By now, most have heard of the troubles between Richie Incognito, a white veteran offensive lineman, and Jonathan Martin, an African-American second-year lineman, plaguing the Miami Dolphins and bringing attention to an alleged culture of workplace bullying in the National Football League. Martin appears to have a plethora of legal claims against the football team for workplace discrimination and harassment, as well as a substantial claim against Incognito himself.

To briefly summarize, Martin walked away from the team on October 28 after a lunchroom prank orchestrated by Incognito, Martin’s frequent tormentor and the offensive line’s unofficial leader. A group of players stood up and left when Martin tried joining them for lunch. Martin later accused the Dolphins of having an unsafe working environment. While the team initially downplayed Martin’s departure, it has since suspended Incognito. The NFL launched an investigation into bullying and harassment charges stemming from Martin’s complaints.

Martin’s lawyer alleges that he endured harassment that was far more than locker room hazing. Beyond a well-publicized voicemail involving a racial epithet, Martin endured daily vulgar comments and a malicious physical attack by a teammate. News accounts indicate there is little doubt Incognito has been threatening and intimidating Martin for many months and that at least a portion of his attacks were based on race.

Martin likely has claims for racial harassment and discrimination against the Dolphins, a violation of Title VII of the federal Civil Rights Act and the Florida Civil Rights Act, as well as potential tort claims, including infliction of emotional distress and negligent supervision. To succeed in a lawsuit against the Dolphins based on anti-discrimination statutes, Martin must meet the requirements of a “hostile work environment,” which requires showing that the abuse was severe or pervasive. To hold the Dolphins accountable, he will have to show that the team’s management knew of the harassment, joined in the abuse, or encouraged it. Moreover, Martin may have a substantial claim against Incognito under a Florida law – Evidencing Prejudice While Committing Offense – that provides for triple damages against a harasser. At least one commentator has speculated that Martin’s potential damages under the Florida law—should he not return to football—could be as high as $17 million.

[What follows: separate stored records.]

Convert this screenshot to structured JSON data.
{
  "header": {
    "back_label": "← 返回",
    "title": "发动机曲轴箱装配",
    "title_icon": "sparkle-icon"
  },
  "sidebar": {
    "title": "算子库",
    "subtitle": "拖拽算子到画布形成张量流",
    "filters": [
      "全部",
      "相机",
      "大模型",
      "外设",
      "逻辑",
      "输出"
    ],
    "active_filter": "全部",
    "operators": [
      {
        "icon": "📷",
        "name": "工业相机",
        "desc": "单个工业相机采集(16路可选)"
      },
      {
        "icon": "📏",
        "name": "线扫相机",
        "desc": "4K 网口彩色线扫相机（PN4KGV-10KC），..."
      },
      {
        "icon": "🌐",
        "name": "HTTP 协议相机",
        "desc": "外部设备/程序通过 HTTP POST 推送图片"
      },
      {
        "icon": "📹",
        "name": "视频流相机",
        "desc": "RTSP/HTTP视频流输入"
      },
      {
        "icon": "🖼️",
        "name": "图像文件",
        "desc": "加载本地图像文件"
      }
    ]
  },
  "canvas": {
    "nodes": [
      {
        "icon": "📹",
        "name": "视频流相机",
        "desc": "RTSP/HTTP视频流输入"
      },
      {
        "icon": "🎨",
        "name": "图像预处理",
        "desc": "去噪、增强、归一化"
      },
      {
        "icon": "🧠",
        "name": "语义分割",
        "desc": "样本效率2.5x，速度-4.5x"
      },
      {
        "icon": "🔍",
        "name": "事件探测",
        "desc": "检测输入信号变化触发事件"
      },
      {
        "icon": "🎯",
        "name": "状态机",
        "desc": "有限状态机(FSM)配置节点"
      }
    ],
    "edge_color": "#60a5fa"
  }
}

It is important to note that anti-discrimination statutes are not, in the words of one court, “a general civility code.” The law does not prohibit simple teasing, offhand comments, or isolated incidents. Rather, the conduct must be bad enough to alter the conditions of the individual’s employment. A complaint that a single co-worker, no matter how obnoxious, acted in a bullying manner, but did not base the bullying on gender, race, age, disability, or another protected characteristic under anti-discrimination laws, is unlikely a sufficient basis for a lawsuit.